The system architecture enables sophisticated data collection:
-
Fine-grained Instrumentation: Each debate generates structured, stage-specific data on model outputs, enabling detailed analysis of reasoning patterns across different topics and debate phases.
-
Comparative Evaluation: Direct comparison between positions on the same topic can facilitate nuanced evaluation of model capabilities, going beyond simple benchmarks.
-
Human Feedback Integration: The voting mechanism at the tail end of the workflow provides a natural channel for human feedback, creating a reinforcement learning from human feedback (RLHF) pipeline for model improvement.
-
Longitudinal Studies: Running debates with model versions over time enables tracking of capability evolution and alignment drift on consistent scenarios.
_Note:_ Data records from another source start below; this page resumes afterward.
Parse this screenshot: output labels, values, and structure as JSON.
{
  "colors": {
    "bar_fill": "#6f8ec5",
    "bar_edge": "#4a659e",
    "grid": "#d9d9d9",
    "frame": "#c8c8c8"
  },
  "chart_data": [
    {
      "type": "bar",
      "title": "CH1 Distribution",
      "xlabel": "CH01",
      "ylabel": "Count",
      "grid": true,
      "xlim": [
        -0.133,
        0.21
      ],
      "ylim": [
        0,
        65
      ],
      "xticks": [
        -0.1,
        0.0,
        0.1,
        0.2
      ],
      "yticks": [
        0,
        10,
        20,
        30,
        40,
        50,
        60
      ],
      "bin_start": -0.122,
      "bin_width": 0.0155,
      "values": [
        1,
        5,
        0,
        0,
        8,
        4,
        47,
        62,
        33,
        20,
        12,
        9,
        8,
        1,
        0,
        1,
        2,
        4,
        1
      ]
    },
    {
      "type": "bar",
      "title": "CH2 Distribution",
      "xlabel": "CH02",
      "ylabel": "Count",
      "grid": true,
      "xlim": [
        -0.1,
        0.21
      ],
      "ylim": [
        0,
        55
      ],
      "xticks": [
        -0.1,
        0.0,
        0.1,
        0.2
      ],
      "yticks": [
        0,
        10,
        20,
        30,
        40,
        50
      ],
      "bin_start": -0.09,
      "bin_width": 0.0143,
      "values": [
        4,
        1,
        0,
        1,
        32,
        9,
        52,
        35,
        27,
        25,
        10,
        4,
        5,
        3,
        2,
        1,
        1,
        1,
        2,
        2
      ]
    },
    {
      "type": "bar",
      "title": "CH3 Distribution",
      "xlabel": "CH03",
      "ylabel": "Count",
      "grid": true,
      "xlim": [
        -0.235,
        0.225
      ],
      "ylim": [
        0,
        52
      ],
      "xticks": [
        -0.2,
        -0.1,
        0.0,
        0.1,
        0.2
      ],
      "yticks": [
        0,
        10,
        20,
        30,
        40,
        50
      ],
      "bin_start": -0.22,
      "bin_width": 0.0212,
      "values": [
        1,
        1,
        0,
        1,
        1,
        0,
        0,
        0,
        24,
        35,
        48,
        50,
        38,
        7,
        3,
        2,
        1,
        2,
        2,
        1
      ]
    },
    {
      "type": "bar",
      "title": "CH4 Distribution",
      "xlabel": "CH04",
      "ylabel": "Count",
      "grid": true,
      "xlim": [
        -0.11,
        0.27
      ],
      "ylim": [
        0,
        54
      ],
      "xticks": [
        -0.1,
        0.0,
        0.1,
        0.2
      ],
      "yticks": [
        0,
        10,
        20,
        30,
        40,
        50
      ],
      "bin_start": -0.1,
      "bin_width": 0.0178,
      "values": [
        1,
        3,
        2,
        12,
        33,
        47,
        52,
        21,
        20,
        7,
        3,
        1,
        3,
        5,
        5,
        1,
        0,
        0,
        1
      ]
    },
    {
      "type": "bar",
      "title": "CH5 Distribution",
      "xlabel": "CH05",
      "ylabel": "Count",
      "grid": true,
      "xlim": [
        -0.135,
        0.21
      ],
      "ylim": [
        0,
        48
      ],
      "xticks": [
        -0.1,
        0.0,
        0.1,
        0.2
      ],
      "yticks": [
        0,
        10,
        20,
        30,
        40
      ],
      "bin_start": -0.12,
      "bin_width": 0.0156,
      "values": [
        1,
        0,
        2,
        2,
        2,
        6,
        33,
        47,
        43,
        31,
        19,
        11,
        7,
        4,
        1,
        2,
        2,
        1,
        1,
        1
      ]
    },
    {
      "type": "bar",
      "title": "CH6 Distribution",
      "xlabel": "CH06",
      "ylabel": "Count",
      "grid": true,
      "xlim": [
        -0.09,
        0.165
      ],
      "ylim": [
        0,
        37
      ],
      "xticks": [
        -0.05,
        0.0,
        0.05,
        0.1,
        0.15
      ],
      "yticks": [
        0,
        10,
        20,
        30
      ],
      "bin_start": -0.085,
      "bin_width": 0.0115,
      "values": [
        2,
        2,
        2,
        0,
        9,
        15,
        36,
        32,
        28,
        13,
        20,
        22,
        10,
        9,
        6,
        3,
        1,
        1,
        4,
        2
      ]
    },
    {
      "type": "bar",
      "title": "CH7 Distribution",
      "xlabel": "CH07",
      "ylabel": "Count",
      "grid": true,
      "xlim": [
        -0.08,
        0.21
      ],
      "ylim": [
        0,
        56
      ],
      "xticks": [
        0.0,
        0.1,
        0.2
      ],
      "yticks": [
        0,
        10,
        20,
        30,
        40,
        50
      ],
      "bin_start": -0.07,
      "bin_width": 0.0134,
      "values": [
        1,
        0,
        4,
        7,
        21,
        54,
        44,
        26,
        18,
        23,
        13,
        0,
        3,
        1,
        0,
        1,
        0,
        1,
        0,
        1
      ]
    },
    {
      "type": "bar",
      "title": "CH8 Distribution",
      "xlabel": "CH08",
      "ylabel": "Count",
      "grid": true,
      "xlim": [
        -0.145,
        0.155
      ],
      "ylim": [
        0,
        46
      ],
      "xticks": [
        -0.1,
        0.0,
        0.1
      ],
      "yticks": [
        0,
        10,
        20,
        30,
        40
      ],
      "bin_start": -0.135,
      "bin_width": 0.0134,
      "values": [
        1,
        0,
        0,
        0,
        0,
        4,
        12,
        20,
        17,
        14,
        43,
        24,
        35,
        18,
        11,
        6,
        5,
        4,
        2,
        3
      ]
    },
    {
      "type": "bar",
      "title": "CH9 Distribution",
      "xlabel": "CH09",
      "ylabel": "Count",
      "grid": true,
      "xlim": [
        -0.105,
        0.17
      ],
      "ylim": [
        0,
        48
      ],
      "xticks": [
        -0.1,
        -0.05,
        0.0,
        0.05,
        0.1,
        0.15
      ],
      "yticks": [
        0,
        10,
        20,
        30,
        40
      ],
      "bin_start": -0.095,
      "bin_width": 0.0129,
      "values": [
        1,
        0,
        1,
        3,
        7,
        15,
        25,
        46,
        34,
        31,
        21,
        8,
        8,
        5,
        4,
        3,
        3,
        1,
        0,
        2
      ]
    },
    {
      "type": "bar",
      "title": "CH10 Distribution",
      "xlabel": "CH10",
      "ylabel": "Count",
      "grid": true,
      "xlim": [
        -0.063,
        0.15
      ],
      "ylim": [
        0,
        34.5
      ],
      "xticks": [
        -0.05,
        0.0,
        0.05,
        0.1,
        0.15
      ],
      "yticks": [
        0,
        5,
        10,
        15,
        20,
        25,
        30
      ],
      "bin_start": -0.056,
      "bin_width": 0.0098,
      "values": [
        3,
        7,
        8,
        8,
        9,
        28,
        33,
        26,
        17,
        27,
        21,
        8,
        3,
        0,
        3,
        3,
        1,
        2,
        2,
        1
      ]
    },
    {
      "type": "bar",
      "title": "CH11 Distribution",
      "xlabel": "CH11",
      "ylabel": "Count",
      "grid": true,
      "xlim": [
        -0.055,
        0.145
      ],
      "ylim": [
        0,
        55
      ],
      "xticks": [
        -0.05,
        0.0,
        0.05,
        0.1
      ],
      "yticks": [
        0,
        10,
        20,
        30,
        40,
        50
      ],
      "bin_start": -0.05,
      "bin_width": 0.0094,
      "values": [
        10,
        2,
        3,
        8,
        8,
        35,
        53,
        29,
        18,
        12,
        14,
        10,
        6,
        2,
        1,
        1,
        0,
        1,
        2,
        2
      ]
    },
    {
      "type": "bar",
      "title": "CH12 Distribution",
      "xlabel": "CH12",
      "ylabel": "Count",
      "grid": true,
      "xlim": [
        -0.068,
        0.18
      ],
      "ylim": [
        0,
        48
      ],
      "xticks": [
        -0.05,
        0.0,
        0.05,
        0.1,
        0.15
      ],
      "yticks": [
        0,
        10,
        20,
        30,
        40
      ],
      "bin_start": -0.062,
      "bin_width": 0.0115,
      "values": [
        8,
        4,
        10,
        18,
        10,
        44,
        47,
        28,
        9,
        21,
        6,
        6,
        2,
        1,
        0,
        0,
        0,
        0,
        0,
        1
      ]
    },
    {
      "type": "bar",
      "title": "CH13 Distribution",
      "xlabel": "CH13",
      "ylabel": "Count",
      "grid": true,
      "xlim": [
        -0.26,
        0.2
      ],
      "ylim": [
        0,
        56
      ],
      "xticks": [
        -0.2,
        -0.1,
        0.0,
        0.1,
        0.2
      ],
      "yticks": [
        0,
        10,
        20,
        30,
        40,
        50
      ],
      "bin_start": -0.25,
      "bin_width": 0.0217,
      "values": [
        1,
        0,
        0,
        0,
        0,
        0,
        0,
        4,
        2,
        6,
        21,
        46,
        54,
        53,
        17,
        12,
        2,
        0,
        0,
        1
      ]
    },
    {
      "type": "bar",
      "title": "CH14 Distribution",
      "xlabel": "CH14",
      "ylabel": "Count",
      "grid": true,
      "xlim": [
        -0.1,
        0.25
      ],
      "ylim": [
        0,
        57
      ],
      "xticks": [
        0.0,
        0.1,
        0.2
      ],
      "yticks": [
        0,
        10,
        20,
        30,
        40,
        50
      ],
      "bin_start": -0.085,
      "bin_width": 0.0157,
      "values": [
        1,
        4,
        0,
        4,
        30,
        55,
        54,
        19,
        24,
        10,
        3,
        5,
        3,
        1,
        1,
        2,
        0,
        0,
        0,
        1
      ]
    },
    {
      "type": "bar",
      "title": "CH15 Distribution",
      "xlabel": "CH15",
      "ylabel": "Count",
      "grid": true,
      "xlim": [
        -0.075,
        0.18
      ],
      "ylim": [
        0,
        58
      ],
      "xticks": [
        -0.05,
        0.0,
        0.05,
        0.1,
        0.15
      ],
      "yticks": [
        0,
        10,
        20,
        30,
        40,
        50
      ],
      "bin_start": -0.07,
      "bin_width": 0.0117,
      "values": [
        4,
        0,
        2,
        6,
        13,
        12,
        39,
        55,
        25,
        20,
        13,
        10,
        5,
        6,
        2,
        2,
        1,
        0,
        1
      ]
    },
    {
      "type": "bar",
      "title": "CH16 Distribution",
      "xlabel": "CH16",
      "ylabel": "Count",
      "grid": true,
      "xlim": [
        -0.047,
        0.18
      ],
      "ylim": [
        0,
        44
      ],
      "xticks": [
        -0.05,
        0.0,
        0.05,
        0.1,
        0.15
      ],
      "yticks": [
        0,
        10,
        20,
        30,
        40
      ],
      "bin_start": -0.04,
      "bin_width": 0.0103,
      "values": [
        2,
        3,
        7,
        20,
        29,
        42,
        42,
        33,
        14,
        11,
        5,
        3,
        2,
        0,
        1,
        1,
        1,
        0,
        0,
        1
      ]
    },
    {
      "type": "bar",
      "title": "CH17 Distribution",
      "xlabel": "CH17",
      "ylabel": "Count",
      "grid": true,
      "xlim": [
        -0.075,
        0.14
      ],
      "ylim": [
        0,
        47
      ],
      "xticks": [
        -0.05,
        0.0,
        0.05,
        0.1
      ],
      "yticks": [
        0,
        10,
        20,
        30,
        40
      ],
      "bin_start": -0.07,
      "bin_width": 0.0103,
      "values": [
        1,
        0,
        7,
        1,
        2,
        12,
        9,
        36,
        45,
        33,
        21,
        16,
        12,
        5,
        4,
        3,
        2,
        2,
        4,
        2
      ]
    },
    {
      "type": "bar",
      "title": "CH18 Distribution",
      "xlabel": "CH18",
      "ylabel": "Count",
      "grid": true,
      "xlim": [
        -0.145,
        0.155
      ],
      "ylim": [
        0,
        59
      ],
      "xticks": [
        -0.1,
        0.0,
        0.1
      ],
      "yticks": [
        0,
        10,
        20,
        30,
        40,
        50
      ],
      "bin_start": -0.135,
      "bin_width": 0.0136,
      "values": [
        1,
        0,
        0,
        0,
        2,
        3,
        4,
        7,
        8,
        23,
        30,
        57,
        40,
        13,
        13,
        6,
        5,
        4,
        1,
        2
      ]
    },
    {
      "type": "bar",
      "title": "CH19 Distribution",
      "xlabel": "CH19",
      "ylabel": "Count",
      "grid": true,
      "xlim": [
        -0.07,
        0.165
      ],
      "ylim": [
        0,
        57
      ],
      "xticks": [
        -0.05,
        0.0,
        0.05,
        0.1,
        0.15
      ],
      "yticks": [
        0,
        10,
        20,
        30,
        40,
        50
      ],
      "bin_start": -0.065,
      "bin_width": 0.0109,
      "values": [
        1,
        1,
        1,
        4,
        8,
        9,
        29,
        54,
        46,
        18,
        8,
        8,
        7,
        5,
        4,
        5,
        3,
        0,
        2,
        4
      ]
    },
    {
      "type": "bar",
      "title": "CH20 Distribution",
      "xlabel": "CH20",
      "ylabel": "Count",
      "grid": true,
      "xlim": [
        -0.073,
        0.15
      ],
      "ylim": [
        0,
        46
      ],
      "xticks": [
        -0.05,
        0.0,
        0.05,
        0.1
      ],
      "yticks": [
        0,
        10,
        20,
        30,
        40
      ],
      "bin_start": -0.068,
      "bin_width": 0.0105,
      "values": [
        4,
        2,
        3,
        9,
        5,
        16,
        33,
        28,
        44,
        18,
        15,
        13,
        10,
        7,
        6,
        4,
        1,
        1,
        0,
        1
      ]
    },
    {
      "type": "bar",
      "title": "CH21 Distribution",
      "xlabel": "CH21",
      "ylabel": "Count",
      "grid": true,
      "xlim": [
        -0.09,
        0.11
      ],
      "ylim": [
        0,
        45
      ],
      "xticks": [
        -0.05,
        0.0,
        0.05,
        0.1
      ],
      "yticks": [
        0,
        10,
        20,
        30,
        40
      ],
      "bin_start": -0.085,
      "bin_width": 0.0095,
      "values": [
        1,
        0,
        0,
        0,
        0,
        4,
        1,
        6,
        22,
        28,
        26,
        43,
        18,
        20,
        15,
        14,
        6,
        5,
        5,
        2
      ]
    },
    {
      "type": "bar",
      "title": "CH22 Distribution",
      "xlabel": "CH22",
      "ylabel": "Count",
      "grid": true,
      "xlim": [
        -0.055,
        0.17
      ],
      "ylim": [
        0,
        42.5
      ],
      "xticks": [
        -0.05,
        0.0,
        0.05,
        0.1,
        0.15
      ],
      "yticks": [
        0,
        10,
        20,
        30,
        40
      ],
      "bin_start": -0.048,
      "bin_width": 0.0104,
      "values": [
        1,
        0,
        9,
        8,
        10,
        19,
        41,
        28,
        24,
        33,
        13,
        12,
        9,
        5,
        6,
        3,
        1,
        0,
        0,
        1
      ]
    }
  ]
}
To fully realize this vision, several research-oriented features can and will be implemented:
-
Stretch Goal for Labs - Model Trace Visualization: Adding tools to visualize attention patterns and activation values during key reasoning steps, especially when models change their stance or concede points.
-
Automated Logical Analysis: Implementing formal verification of argument structures to identify fallacies, contradictions, and strong inferential patterns.
-
Similar to LLMArena: Multi-model Tournaments: Expanding beyond Claude to create tournaments between different models (Claude, GPT, Gemini, etc.) to identify relative strengths in reasoning domains.
-
Interaction Structures - Specialized Debate Formats: Implementing structured debate formats like the Gricean Scorecard or Bayesian updating frameworks that enforce particular reasoning norms.
-
Cognitive Science Research: Partnering with cognitive scientists to compare AI debate behaviors with human debate patterns, identifying areas where alignment diverges from human reasoning.
By developing these capabilities, the Claude vs Claude Debate System could evolve from just another demonstration to a critical research infrastructure for advancing our understanding and improvement of AI systems through dialectical methods.
This project is licensed under the MIT License - see the LICENSE file for details.